Yuichi iba en calzoncillos. Sus vaqueros estaban debajo de la cama, donde los había arrojado al desnudarse, y la cartera sobresalía del bolsillo trasero.

—¿Qué te parecen 3.000 yenes? —propuso ella, al ver que Yuichi no le respondía, y dejó al descubierto el brillante sujetador que le apretaba los pechos.

Yuichi pulsó el botón con el pulgar. El móvil emitió un seco chasquido y el cuerpo medio desnudo de Yoshino apareció en la pantalla. Justo después, ella subió a la cama de un salto y le pidió que le dejara ver la foto para comprobar que su cara no aparecía en la imagen.
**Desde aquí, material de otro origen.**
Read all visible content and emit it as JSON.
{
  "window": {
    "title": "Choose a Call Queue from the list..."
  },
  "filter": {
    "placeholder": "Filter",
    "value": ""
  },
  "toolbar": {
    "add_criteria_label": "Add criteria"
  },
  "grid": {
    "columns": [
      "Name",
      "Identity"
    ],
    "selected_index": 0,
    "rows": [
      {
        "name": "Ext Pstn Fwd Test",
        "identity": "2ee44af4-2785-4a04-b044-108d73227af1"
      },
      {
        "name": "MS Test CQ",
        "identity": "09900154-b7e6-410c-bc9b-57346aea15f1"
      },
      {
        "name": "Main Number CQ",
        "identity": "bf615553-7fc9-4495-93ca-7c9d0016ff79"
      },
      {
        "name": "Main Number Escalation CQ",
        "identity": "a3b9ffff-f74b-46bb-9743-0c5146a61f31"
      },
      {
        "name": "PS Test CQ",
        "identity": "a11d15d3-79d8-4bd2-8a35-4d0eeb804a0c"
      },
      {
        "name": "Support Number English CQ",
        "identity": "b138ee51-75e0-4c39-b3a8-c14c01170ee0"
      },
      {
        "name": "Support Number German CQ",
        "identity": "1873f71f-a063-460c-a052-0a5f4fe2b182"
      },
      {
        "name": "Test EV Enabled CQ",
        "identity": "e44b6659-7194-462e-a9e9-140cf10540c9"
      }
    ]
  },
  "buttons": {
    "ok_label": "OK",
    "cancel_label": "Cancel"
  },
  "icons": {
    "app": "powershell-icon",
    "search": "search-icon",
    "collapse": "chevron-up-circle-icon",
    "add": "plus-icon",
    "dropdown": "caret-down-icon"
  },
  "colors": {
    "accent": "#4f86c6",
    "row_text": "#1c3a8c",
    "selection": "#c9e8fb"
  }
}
—Tengo que irme si no quiero encontrarme la residencia cerrada.

Bajó de la cama y se puso la camisa blanca.

Desde el aparcamiento del hotel se veía, a lo lejos, la Fukuoka Tower. Yuichi alargó el cuello para contemplarla.

—Date prisa —lo apremió ella.

—¿Has subido alguna vez al mirador de la Fukuoka Tower? —le preguntó Yuichi.

—Cuando era pequeña —le respondió Yoshino a regañadientes, y le indicó que entrara en el coche con un golpe de mentón.

—Parece un faro —observó él, pero ella ya había subido al asiento del acompañante.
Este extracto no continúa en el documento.